Radioactive decay is the classic example. The number of undecayed atoms in a sample follows the formula N = N₀e⁻ᵏᵗ, where N₀ is the starting count, k is a decay constant specific to the isotope, and t is time. The constant e makes this equation work because it naturally describes processes where the rate of change is proportional to the current amount.
The same math governs how capacitors charge and discharge in electrical circuits. When a capacitor discharges through a resistor, the charge drops as Q(t) = Q₀e⁻ᵗ/τ, where τ (the “time constant”) equals the resistance times the capacitance. After one time constant, the current has fallen to about 36.8% of its initial value. After three time constants, it’s down to roughly 5%. The shape of that curve, a rapid initial drop that gradually flattens out, is the signature of Euler’s number at work.
You’ll find this same exponential pattern in cooling objects, damped vibrations, atmospheric pressure changes with altitude, and absorption of light passing through a material. Anywhere something fades or grows at a rate proportional to its current value, e is embedded in the math.
Capital E: Energy
When you see a capital E, it almost always stands for energy. This is by far the most common use of the letter in physics, and it appears in several foundational equations.
E = mc² (Mass-Energy Equivalence)
Einstein’s famous equation states that mass and energy are two forms of the same thing.
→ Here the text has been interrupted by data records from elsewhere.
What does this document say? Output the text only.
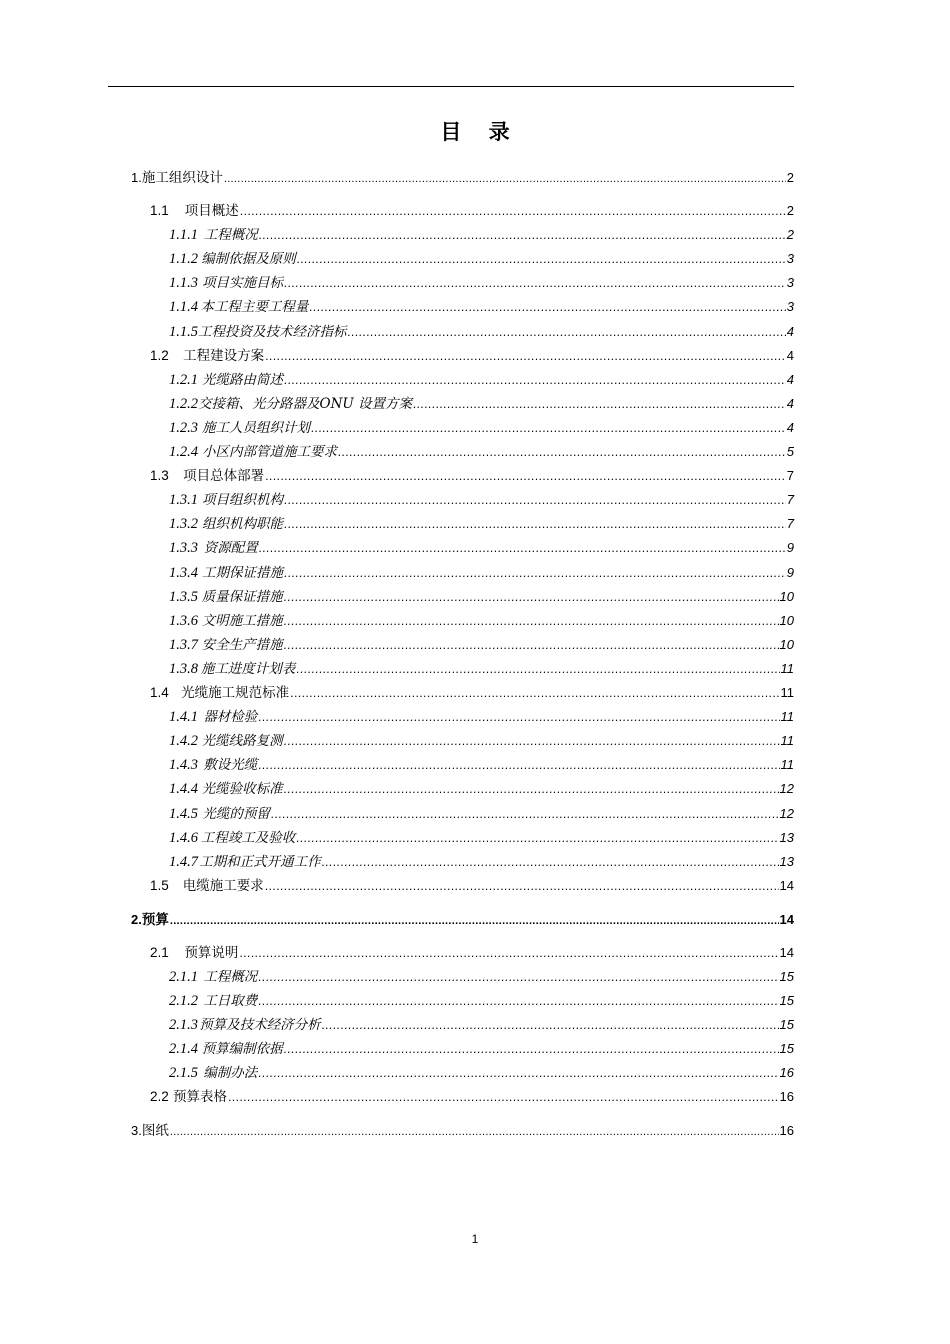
目 录
1. 施工组织设计 .....	2
1.1	项目概述 .....	2
1.1.1 工程概况 .....	2
1.1.2 编制依据及原则 .....	3
1.1.3 项目实施目标 .....	3
1.1.4 本工程主要工程量 .....	3
1.1.5 工程投资及技术经济指标 .....	4
1.2	工程建设方案 .....	4
1.2.1 光缆路由简述 .....	4
1.2.2 交接箱、光分路器及ONU 设置方案 .....	4
1.2.3 施工人员组织计划 .....	4
1.2.4 小区内部管道施工要求 .....	5
1.3	项目总体部署 .....	7
1.3.1 项目组织机构 .....	7
1.3.2 组织机构职能 .....	7
1.3.3 资源配置 .....	9
1.3.4 工期保证措施 .....	9
1.3.5 质量保证措施 .....	10
1.3.6 文明施工措施 .....	10
1.3.7 安全生产措施 .....	10
1.3.8 施工进度计划表 .....	11
1.4 光缆施工规范标准 .....	11
1.4.1 器材检验 .....	11
1.4.2 光缆线路复测 .....	11
1.4.3 敷设光缆 .....	11
1.4.4 光缆验收标准 .....	12
1.4.5 光缆的预留 .....	12
1.4.6 工程竣工及验收 .....	13
1.4.7 工期和正式开通工作 .....	13
1.5	电缆施工要求 .....	14
2. 预算 .....	14
2.1	预算说明 .....	14
2.1.1 工程概况 .....	15
2.1.2 工日取费 .....	15
2.1.3 预算及技术经济分析 .....	15
2.1.4 预算编制依据 .....	15
2.1.5 编制办法 .....	16
2.2 预算表格 .....	16
3. 图纸 .....	16
1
E is the energy contained in a given amount of mass, m is the mass, and c is the speed of light (about 300 million meters per second). Because c² is an enormous number, even a tiny amount of mass corresponds to a staggering amount of energy.
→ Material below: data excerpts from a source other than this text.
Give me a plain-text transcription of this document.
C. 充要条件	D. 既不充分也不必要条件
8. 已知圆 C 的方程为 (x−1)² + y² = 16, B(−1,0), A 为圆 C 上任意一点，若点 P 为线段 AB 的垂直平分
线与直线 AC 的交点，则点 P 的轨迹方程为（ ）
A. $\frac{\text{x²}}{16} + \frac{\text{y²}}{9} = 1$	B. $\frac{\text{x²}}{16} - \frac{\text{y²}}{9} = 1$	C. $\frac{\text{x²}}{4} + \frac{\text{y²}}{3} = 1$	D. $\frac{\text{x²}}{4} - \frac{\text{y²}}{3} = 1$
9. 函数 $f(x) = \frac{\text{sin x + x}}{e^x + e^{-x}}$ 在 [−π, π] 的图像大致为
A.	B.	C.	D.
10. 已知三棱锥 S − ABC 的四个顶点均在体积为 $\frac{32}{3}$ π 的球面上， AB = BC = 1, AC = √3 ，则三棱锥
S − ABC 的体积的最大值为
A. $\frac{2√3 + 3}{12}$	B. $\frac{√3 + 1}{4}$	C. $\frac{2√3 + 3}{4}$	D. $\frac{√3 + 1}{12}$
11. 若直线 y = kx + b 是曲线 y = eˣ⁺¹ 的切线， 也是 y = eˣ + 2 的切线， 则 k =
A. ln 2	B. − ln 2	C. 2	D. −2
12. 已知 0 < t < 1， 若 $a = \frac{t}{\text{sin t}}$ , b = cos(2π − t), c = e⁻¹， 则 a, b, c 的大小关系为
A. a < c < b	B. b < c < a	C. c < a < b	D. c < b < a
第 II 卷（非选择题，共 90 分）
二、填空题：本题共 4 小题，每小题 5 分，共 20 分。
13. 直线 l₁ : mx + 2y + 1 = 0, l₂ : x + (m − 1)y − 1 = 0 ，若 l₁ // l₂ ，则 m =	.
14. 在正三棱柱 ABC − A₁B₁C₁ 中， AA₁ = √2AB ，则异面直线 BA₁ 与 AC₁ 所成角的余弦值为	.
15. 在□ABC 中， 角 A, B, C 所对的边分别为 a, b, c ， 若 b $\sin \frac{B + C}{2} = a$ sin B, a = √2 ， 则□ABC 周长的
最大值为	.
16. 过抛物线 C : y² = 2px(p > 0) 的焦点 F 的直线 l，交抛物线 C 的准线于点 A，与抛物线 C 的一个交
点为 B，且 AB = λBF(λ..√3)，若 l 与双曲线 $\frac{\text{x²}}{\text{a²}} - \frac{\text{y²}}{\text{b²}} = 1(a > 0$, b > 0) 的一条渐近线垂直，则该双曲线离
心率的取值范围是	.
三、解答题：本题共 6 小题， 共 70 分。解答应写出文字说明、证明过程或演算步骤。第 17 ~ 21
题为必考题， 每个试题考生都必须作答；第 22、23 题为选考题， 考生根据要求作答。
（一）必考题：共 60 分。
This isn’t just theoretical. In positron-electron annihilation, a particle and its antiparticle collide and convert their entire mass into radiation, pure energy in the form of photons. The reverse also happens: a high-energy photon passing near an atomic nucleus can spontaneously produce an electron and a positron, creating matter from energy. These processes convert mass to energy and back again in exact accordance with E = mc².
E = hf (Photon Energy)
In quantum physics, E = hf describes the energy of a single photon. Here, h is Planck’s constant and f is the frequency of the light. Higher frequency means higher energy, which is why ultraviolet light causes sunburns while radio waves pass harmlessly through your body. The equation is simple, but it was revolutionary: it established that light delivers energy in discrete packets (photons) rather than as a continuous wave.
E in Thermodynamics
In thermodynamics, E often represents internal energy, the total energy stored within a system due to the motion and interactions of its molecules. The first law of thermodynamics ties it together neatly: the change in internal energy equals the heat added to a system minus the work the system does on its surroundings (E₂ − E₁ = Q − W). Some textbooks use U instead of E for internal energy, but the meaning is identical.
How to Tell Them Apart
Context almost always makes the meaning clear. If you see e raised to a power, it’s Euler’s number. If it appears multiplied by a voltage or alongside charges in an electromagnetic equation, it’s the elementary charge. And if it’s a capital E on one side of an equals sign, with mass, frequency, or heat on the other, it’s energy. In practice, textbooks and equations rarely mix these in a way that causes genuine ambiguity, because they operate in different domains of physics.
One place they do overlap neatly: the electron volt ties the elementary charge directly to energy. The eV is literally defined by combining the charge e with a voltage to produce a unit of E. That connection between the two meanings of the letter isn’t a coincidence. It reflects how deeply charge and energy are linked at the subatomic scale.